EPILOG

6 1 0
                                    

Suara angin berhembus lembut di telinganya, cahaya matahari kian meredup. Berjam-jam hanya duduk di kursi rodanya. Kakinya kini tak terasa apapun, bahkan di sakiti beberapa kali, kakinya tidak akan sakit! ah... dan tidak bisa berjalan.

Zyra menatap sambil tersenyum, mengelus kedua kakinya. Kemudian dengan penuh berani dia memaksa dirinya turun ke kursi rodanya. Dirinya tidak naif, dia tau dia masih tidak bisa berjalan, dan dia akan terjatuh.

Zyra terdiam, menatapi rumput di bawah. Mengusap rumput sambil meneteskan air matanya, menundukan kepalanya.

Hingga kelembutan dan kehangatan menyetrum tangannya. Seseorang datang tiba-tiba memegangi tangannya. Perlahan Zyra mendongakkan wajahnya.

"Ssshh...." desisnya, sambil menempelkan jarinya ke arah Zyra.

Seketika mulut Zyra tertutup kembali dan menarik ucapan yang dia ingin lontar kan.

Dengan hati-hati, Zyra di angkat dengan lembut ke pangkuannya. Zyra tersentak. "E-eh!!"

"Udah diam aja," katanya berbisik lembut di telinganya.

Keduanya kini terdiam, hingga Zyra merasakan hangat dan nyaman di pangkuannya.

"Aku rindu sama kamu..." ucapnya lagi, kemudian melanjutkan. "Kenapa kamu menghindari aku Azyra?"

Tubuh Zyra merinding dan menegang. Tak tahu harus merespon apa. "2 tahun aku terus mencoba untuk menemui mu, dan kamu selalu menyembunyikan diri."

"Kenapa Zyra? Kamu nggak kangen sama aku huh?"

Setelah lamanya Zyra mengatupkan bibirnya dia akhirnya membuka suara. "Apaan sih! geli tau, 'aku-kamu'? lo mau di tonjok Gev?"

Akhirnya Gevan tertawa dan tersenyum, mengeratkan pelukan kepada Zyra yang ada di pangkuannya. "Loh kenapa?"

Zyra berdesis. "Ya banget kayak... orang pacaran...."

Gevan mengangkat alis dan berbisik. "Oh jadi... lo mau pakai 'aku-kamu' kalau kita pacaran?"

"G-gak ya!" Zyra melengos dan hendak pergi dari pangkuannya, namun kakinya terlalu lemah.

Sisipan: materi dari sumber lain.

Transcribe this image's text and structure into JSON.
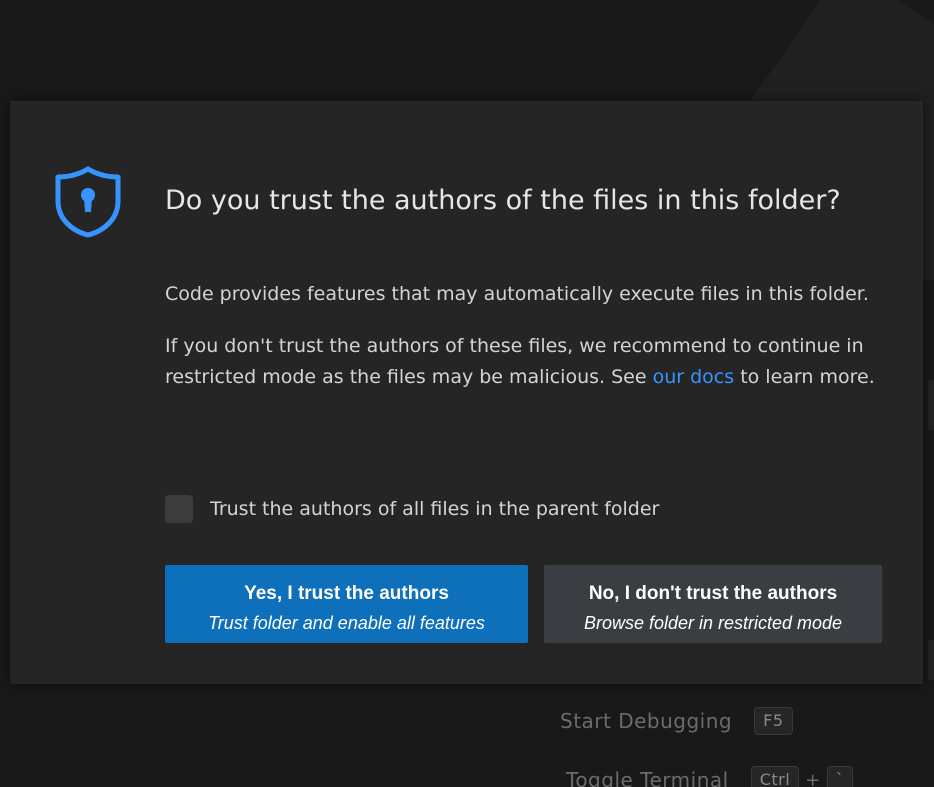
{
  "dialog": {
    "title": "Do you trust the authors of the files in this folder?",
    "paragraph1": "Code provides features that may automatically execute files in this folder.",
    "paragraph2_before_link": "If you don't trust the authors of these files, we recommend to continue in restricted mode as the files may be malicious. See ",
    "paragraph2_link": "our docs",
    "paragraph2_after_link": " to learn more.",
    "checkbox_label": "Trust the authors of all files in the parent folder",
    "checkbox_checked": false,
    "trust_button": {
      "label": "Yes, I trust the authors",
      "sublabel": "Trust folder and enable all features"
    },
    "distrust_button": {
      "label": "No, I don't trust the authors",
      "sublabel": "Browse folder in restricted mode"
    }
  },
  "background_hints": [
    {
      "label": "Start Debugging",
      "keys": [
        "F5"
      ]
    },
    {
      "label": "Toggle Terminal",
      "keys": [
        "Ctrl",
        "`"
      ]
    }
  ],
  "background_hint_plus": "+",
  "colors": {
    "accent_link": "#3794ff",
    "primary_button": "#0e6fba",
    "secondary_button": "#3a3d41",
    "dialog_bg": "#252526",
    "shield_icon": "#3794ff"
  }
}
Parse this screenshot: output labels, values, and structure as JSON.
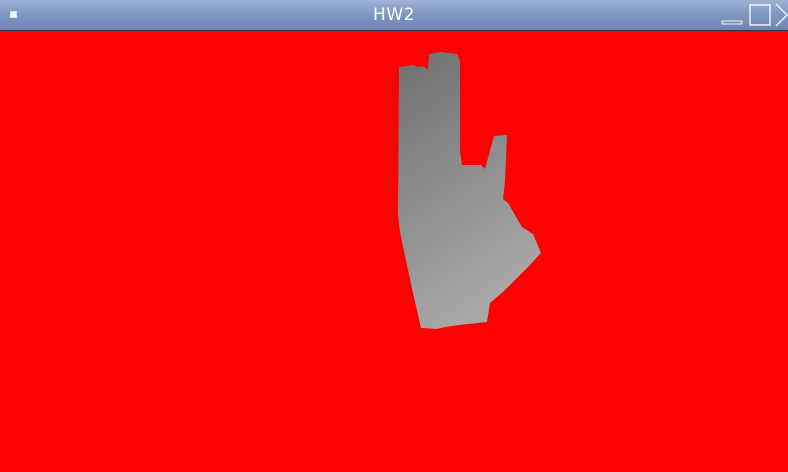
{
  "window": {
    "title": "HW2"
  },
  "icons": {
    "menu": "window-menu-icon",
    "minimize": "minimize-icon",
    "maximize": "maximize-icon",
    "close": "close-icon"
  },
  "colors": {
    "titlebar_top": "#9fb4d6",
    "titlebar_bottom": "#6a86b8",
    "canvas_background": "#ff0000",
    "hand_shade_dark": "#6e6e6e",
    "hand_shade_light": "#a8a8a8"
  }
}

Dan tangan Gevan terlalu kuat memeluknya.

"Jangan kabur lagi... jangan menghindar dari gue..." kata-kata itu membuat Zyra berhenti bergerak.

"Ra... apa lo masih inget ucapan gue? kalau gue bakalan serius mau jalanin hidup gue sama lo ketika udah lulus-"

"Gev... gue nggak bisa," potong Zyra.

Raut wajah Gevan mengendor, bertanya amat lirih. "Kenapa?"

"Lihat... gue udah cacat, gue nggak bisa jalan, gue lumpuh..." jawab Zyra dengan menahan diri. "Gue nggak pantes sama lo, lo berhak mempunyai seseorang yang layak mendampingi lo."

Gevan tertegun. "Lo layak."

"Nggak, kata siapa? apa lo nggak denger? gue lum-"

"Gue nggak peduli Zyra, gue... gue cuma pingin lo, pingin lo yang ada di sisi gue, dan gue di sisi lo, gue nggak akan biarin lo sendiri lagi, jadi..." Gevan menjeda kata-katanya. Kemudian meletakkan sebuah cincin pada telapak tangan Zyra.

"Seharusnya lo udah jawab ini dari 2 tahun lalu, namun sepertinya itu harus di tunda dulu, jadi... gue mau meminta jawaban itu sekarang."

"Azyra, will you be my wife? will you be my only life partner?"

Kata-kata itu berhasil membuat Zyra menangis, kedua kalinya dia mendengar itu.

Gevan terdiam dan masih menunggu jawaban itu. Dirinya tak sanggup jika Zyra menolak ini, dia berharap sekali padanya.

" A. Mau, "
" B. Mau banget, "
" C. Nggak mau, nolak,"

Zyra mengucapkan kalimat pilihan itu sambil tersenyum. "Jawabannya... adalah  (D. Yes, ily)"

Mata Gevan melebar, mendengar itu. Senyumannya mengambang, sambil memasang cincin itu pada jari manis nya, dia mencium pucuk kepala Zyra. "I love you too."

Kini Zyra tidak perlu takut sendirian lagi, semua orang kembali satu persatu. Memeluknya dengan hangat. Kebahagiaan dalam kejutan tidak ada batasnya, jika kamu sedikit lebih kuat dan sabar.